Das heißt: Weber muss ausprobieren, ob die Pointen funktionieren. "Ich mache das jetzt seit zwölf Jahren", sagt der Träger des Bayerischen und des Deutschen Kabarettpreises, "aber ich habe manchmal das Gefühl, dass ich immer noch nicht verstanden habe, wie Pointenschreiben geht." Eineinhalb Stunden vor seinem Auftritt verabschiedet sich Philipp Weber in die Garderobe, um sich mit dem Text für den Abend zu beschäftigen - 40 Seiten.

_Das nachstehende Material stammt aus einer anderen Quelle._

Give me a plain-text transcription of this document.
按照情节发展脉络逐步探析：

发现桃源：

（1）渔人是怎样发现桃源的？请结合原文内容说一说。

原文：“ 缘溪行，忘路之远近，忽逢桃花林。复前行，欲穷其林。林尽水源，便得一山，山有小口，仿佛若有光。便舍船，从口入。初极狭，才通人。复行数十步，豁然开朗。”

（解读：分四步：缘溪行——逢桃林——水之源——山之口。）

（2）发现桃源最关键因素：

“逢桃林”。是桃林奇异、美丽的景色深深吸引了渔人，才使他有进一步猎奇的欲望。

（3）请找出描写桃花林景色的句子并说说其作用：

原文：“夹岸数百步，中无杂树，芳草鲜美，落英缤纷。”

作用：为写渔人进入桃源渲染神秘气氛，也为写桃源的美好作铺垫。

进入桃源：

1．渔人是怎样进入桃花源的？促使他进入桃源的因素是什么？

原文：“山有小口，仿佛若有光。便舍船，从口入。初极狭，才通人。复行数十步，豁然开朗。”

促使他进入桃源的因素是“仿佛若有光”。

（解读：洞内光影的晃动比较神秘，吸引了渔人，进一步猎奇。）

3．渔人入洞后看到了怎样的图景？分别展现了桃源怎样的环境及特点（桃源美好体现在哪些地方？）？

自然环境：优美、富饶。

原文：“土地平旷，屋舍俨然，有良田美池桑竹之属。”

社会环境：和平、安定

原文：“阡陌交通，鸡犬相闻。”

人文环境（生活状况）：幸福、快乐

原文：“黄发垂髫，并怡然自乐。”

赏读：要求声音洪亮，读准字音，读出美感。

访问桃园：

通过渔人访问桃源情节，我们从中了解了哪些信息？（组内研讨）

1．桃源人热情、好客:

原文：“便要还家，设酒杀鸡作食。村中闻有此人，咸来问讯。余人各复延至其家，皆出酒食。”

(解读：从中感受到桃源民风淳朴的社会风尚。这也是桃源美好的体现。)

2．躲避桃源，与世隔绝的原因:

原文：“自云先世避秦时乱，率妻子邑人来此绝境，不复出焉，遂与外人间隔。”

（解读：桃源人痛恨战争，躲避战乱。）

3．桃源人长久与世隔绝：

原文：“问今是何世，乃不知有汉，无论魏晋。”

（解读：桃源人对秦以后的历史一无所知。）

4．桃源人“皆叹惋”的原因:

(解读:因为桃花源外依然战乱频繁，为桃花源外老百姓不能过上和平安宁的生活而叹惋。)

In der Zwischenzeit kommen rund 170 Zuschauer, um einen der bekanntesten Künstler im Programm der diesjährigen Kabaretttage zu sehen. Philipp Weber flitzt in seiner hektischen Art auf die Bühne und heizt mit großen Gesten den Applaus des Publikums an. Heute, hat der 42-Jährige vorher noch verraten, sei er besonders auf die Gunst seiner Zuhörer angewiesen, weil er sonst schnell unruhig werde. Darüber braucht er sich an diesem Abend keine Sorgen zu machen. Die Ingolstädter haben sich schnell warmgelacht. Weber wählt die Werbeslogans von Städten zum Einstieg - bei Ingolstadt heiße der ganz schlicht "an der Donau". Früher sei das doch irgendwas mit "Ingolstadt - sehenswert und schön" gewesen. Da habe sich der Tourismusverband wohl inzwischen gedacht: "Na ja, bleiben wir mal lieber bei der Wahrheit." Er legt nach: Der Slogan "Be Berlin" habe den Steuerzahler 10 Millionen Euro gekostet. "Für das Geld kann man doch zwei Wochen lang so tun, als würde man einen Flughafen bauen!"

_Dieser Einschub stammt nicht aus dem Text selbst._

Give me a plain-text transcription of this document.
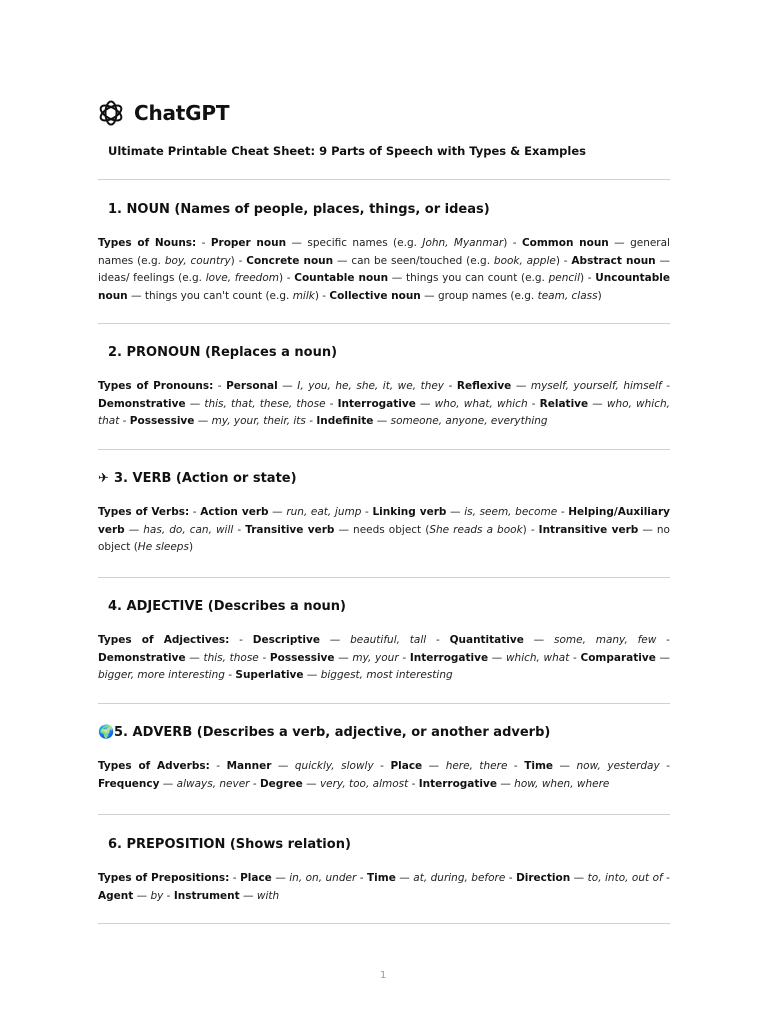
ChatGPT
Ultimate Printable Cheat Sheet: 9 Parts of Speech with Types & Examples
1. NOUN (Names of people, places, things, or ideas)

Types of Nouns: - Proper noun — specific names (e.g. John, Myanmar) - Common noun — general names (e.g. boy, country) - Concrete noun — can be seen/touched (e.g. book, apple) - Abstract noun — ideas/ feelings (e.g. love, freedom) - Countable noun — things you can count (e.g. pencil) - Uncountable noun — things you can't count (e.g. milk) - Collective noun — group names (e.g. team, class)

2. PRONOUN (Replaces a noun)

Types of Pronouns: - Personal — I, you, he, she, it, we, they - Reflexive — myself, yourself, himself - Demonstrative — this, that, these, those - Interrogative — who, what, which - Relative — who, which, that - Possessive — my, your, their, its - Indefinite — someone, anyone, everything

✈ 3. VERB (Action or state)

Types of Verbs: - Action verb — run, eat, jump - Linking verb — is, seem, become - Helping/Auxiliary verb — has, do, can, will - Transitive verb — needs object (She reads a book) - Intransitive verb — no object (He sleeps)

4. ADJECTIVE (Describes a noun)

Types of Adjectives: - Descriptive — beautiful, tall - Quantitative — some, many, few - Demonstrative — this, those - Possessive — my, your - Interrogative — which, what - Comparative — bigger, more interesting - Superlative — biggest, most interesting

🌍5. ADVERB (Describes a verb, adjective, or another adverb)

Types of Adverbs: - Manner — quickly, slowly - Place — here, there - Time — now, yesterday - Frequency — always, never - Degree — very, too, almost - Interrogative — how, when, where

6. PREPOSITION (Shows relation)

Types of Prepositions: - Place — in, on, under - Time — at, during, before - Direction — to, into, out of - Agent — by - Instrument — with

1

Damit ist Weber schon beim Thema. Es geht um die Tricks, mit denen Marketing die Verbraucher manipuliert. Das schließt logisch an seine vorherigen beiden Programme an. Darin ging es um Ernährung und Lebensmittelindustrie, um Trinkkultur, Genuss und Sucht. Und natürlich tauchte auch dort schon die Macht der Werbung auf - wenn sie zum Beispiel süße und fettige "Kinderlebensmittel" als gesund verkauft. Mit solchen Themen ist es Philipp Weber ernst. Er spielt auch in Schulen oder im Zusammenhang mit Suchtprävention. Dabei will er aber nicht dogmatisch sein, das betont er oft.

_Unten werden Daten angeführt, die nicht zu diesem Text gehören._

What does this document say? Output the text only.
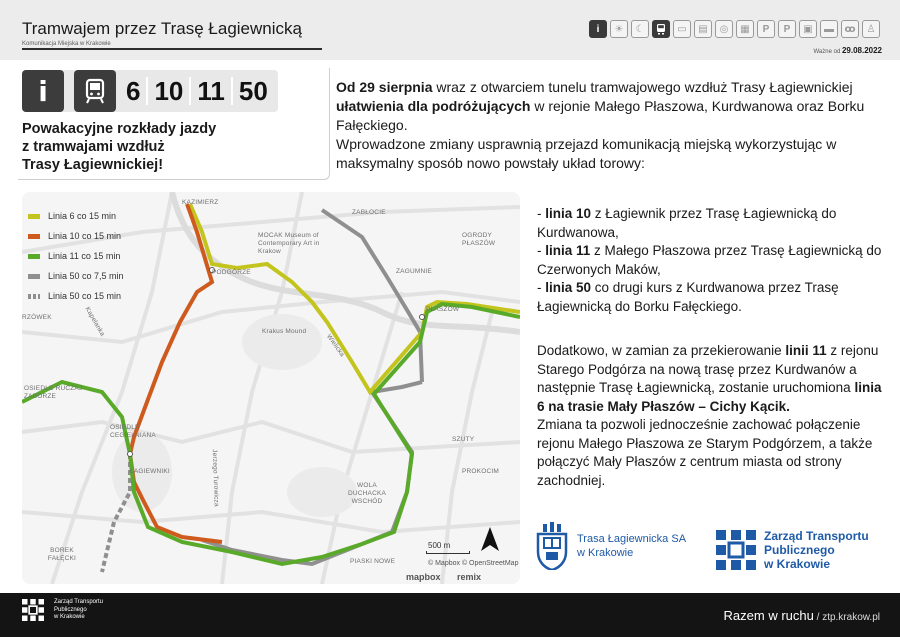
Tramwajem przez Trasę Łagiewnicką
Komunikacja Miejska w Krakowie
i	☀	☾	▭	▤	◎	▦	P	P	▣	▬	ꝏ	♙
Ważne od 29.08.2022
i	6 10 11 50
Powakacyjne rozkłady jazdy
z tramwajami wzdłuż
Trasy Łagiewnickiej!
Od 29 sierpnia wraz z otwarciem tunelu tramwajowego wzdłuż Trasy Łagiewnickiej ułatwienia dla podróżujących w rejonie Małego Płaszowa, Kurdwanowa oraz Borku Fałęckiego.
Wprowadzone zmiany usprawnią przejazd komunikacją miejską wykorzystując w maksymalny sposób nowo powstały układ torowy:
Linia 6 co 15 min
Linia 10 co 15 min
Linia 11 co 15 min
Linia 50 co 7,5 min
Linia 50 co 15 min
KAZIMIERZ
ZABŁOCIE
MOCAK Museum of Contemporary Art in Krakow
OGRODY PŁASZÓW
PODGÓRZE	ZAGUMNIE
PŁASZÓW
RZÓWEK
Krakus Mound
Wielicka
Kapelanka
OSIEDLE RUCZAJ-ZABORZE
OSIEDLE CEGIELNIANA
SZUTY
ŁAGIEWNIKI	Jerzego Turowicza	PROKOCIM
WOLA DUCHACKA WSCHÓD
BOREK FAŁĘCKI	PIASKI NOWE
500 m
© Mapbox © OpenStreetMap
mapbox remix
- linia 10 z Łagiewnik przez Trasę Łagiewnicką do Kurdwanowa,
- linia 11 z Małego Płaszowa przez Trasę Łagiewnicką do Czerwonych Maków,
- linia 50 co drugi kurs z Kurdwanowa przez Trasę Łagiewnicką do Borku Fałęckiego.
Dodatkowo, w zamian za przekierowanie linii 11 z rejonu Starego Podgórza na nową trasę przez Kurdwanów a następnie Trasę Łagiewnicką, zostanie uruchomiona linia 6 na trasie Mały Płaszów – Cichy Kącik.
Zmiana ta pozwoli jednocześnie zachować połączenie rejonu Małego Płaszowa ze Starym Podgórzem, a także połączyć Mały Płaszów z centrum miasta od strony zachodniej.
Trasa Łagiewnicka SA
w Krakowie
Zarząd Transportu
Publicznego
w Krakowie
Zarząd Transportu
Publicznego
w Krakowie	Razem w ruchu / ztp.krakow.pl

Seine Botschaft soll trotzdem ankommen. Und so mischen sich unter die Pointen, die Weber in einer Geschwindigkeit abfeuert, als würden sie ihm nie ausgehen, zwischendurch ernste Appelle: "Jemand, der euch manipulieren will, wird über die Gefühle gehen." Er warnt, dass die Pharmaindustrie mit Ängsten spiele und zusammen mit ständig neuen Krankheiten - zum Beispiel weibliche sexuelle Dysfunktion - gleich das passende Gegenmittel erfinde: Pink Viagra. Der Wirkstoff sei nur ein Antidepressivum. "Mädels, lasst euch nicht verarschen", sagt er eindringlich. "Im Ernst, das ist keine Komik jetzt." Der Rahmen für all das ist die Geschichte von seinem Marketingagenten Mat, der Denglisch spricht und ständig Ideen hat: Weber soll für Redbull Fallschirm springen oder das Gesicht für eine biofaire Kosmetikmarke werden. Das Publikum amüsiert sich gut, während Weber durch seine scharfsinnigen Pointen und seine Themen rast: pränatales Marketing, Impulskäufe, Pannen bei Kampagnen, Rechtspopulismus, geplante Obsoleszenz. Alles ist gründlich recherchiert und großartig aufbereitet.

Zur Hochform läuft Weber auf, als er sich in eine Geschichte über seine Leidenschaft für Küchengeräte hineinsteigert. Das Publikum japst schon vor Lachen, da brüllt er: "Und jetzt ratet mal, was ich für einen Grill hab'" Die Adern an seinem Hals treten hervor. "Weber!" schallt es zurück und das Gelächter kennt kein Halten mehr. Entsprechend groß ist der Applaus. Philipp Weber hat die Ingolstädter für sich gewonnen mit seiner irrsinnigen Komik und seinen Denkanstößen - und vor allem mit der unglaublichen Lacher-Dichte seines neuen Programms.